Where did you study before coming to Toronto: I moved from Parma (my hometown) in 1994 and started my scientific career as a undergraduate student at the faculty of Psychology in Urbino (Italy). As my interest for psychobiology grew up and matured into a true passion I moved to Rome where I graduated in experimental psychology and started my Neurosciences PhD. During my PhD I had the opportunity to work in Marseilles (France) and Magdeburg (Germany) where I got fascinated by neuronal morphology and learning-induced structural plasticity.

Currently working on: I am trying to understand how memories are formed in the brain. Neuronal rewiring is believed to underlie memory formation and storage. Therefore, my current research is focused on neuronal structural plasticity (i.e. changes in the structure of both spines and dendrites aimed at modifying the pattern of connectivity between neurons). Do neural cells change their connectivity according to learning experiences? Can we alter memory traces changing the pattern of connectivity between neurons? Does structural plasticity occur in newborn hippocampal cells? These are core questions that I am trying to answer  using a multidisciplinary approach ranging from behavioral analysis to molecular biology.

Favorite paper: My favorite paper is a Science paper by Reijmers et al (2007). Basically, they show that learning and retrieval of a fear memory trace activate the same subset of neurons in the amygdala. The idea that a memory trace might be univocally linked to a subset of neurons is appealing.  Are neurons committed to a specific memory trace? Do neurons represent nodes of memory networks? Is the neural substrate of the memory trace stable? How can memories be flexible and stable at the same time?

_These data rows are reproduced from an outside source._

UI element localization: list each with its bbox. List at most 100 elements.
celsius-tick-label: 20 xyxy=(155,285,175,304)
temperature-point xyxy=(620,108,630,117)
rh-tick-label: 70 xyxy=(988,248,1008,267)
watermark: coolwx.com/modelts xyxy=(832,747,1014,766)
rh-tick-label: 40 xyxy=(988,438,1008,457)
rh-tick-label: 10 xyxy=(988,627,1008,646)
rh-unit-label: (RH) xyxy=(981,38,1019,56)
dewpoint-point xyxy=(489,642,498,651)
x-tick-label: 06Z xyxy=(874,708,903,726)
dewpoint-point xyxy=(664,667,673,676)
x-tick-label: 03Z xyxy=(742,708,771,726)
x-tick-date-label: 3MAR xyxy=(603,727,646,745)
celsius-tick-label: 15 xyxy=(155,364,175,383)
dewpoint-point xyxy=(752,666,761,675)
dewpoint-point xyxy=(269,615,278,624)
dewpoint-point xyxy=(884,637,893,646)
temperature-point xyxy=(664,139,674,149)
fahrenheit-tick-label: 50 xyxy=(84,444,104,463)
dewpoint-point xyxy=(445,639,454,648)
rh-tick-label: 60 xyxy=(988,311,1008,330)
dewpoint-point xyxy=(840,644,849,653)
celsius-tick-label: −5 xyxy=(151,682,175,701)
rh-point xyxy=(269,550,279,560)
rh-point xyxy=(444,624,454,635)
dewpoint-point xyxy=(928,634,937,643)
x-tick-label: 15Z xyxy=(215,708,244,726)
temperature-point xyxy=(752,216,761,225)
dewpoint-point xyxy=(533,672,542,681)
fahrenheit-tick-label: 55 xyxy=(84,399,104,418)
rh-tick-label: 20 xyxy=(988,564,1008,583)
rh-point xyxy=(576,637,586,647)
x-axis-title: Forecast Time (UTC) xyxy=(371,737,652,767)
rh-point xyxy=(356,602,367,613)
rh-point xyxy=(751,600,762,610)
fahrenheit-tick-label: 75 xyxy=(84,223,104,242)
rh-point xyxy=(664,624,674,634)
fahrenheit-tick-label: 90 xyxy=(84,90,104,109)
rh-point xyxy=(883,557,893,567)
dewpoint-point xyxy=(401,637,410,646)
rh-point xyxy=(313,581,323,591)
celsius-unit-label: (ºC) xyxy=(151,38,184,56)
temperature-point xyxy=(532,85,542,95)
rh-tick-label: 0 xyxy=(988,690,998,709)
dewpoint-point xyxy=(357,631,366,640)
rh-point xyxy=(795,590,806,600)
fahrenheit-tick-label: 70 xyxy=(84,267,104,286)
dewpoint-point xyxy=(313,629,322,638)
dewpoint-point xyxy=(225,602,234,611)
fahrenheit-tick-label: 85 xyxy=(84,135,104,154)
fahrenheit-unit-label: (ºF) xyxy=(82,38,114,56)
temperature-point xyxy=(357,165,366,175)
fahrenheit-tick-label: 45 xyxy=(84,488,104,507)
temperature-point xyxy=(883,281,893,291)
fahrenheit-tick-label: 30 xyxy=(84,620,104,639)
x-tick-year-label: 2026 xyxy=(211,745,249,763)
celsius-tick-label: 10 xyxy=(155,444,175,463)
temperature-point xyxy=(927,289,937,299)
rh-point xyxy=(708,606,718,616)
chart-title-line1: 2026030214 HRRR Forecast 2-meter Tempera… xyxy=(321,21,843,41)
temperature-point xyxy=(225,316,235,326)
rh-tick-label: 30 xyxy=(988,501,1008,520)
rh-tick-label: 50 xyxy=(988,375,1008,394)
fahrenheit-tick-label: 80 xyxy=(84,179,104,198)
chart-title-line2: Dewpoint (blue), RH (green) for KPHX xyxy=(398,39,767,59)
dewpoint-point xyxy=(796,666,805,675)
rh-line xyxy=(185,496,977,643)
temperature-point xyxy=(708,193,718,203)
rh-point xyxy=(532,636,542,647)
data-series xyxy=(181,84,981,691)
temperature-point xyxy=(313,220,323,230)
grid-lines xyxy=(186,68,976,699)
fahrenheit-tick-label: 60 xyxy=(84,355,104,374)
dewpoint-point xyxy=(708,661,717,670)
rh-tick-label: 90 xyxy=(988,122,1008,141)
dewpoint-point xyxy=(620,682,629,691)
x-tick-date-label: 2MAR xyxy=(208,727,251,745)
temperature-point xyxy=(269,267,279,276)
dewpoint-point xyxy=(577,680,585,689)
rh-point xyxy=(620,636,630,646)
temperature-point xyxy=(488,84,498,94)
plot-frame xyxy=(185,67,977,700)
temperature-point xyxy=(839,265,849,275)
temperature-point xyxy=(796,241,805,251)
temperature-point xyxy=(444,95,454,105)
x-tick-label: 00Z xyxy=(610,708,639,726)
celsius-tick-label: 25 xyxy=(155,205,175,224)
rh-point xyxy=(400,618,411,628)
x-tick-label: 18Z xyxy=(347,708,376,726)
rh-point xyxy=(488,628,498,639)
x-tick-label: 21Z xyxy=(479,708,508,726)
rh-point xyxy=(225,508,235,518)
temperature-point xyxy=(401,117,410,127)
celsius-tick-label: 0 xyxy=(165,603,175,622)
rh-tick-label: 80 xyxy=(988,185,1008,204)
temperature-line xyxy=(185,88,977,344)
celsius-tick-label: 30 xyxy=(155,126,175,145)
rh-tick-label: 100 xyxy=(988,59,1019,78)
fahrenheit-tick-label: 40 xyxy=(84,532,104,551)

Why science? If I weren’t a scientist, I would be… Science satisfies my obsessive need to discover recurrent patterns and stability underneath the chaotic flow of life. This obsessive drive frequently turns into an aversive feeling towards order and rationality. For this reason I often imagine what my life would be like if I had chosen different careers such as the firefighter or the illustrator of graphic novels for children (a project that I am pursuing when I am out of the lab).

Interests outside the lab: Photography, drawing , hiking.

Favorite place inToronto: I love Dundas square. I spend hours standing in the middle of the crowd trying to imagine how those huge flows of people look like when seen from above. It is the place where thousands of people from different countries mix together and compose a unique chaotic whirlpool of heterogeneous humanity.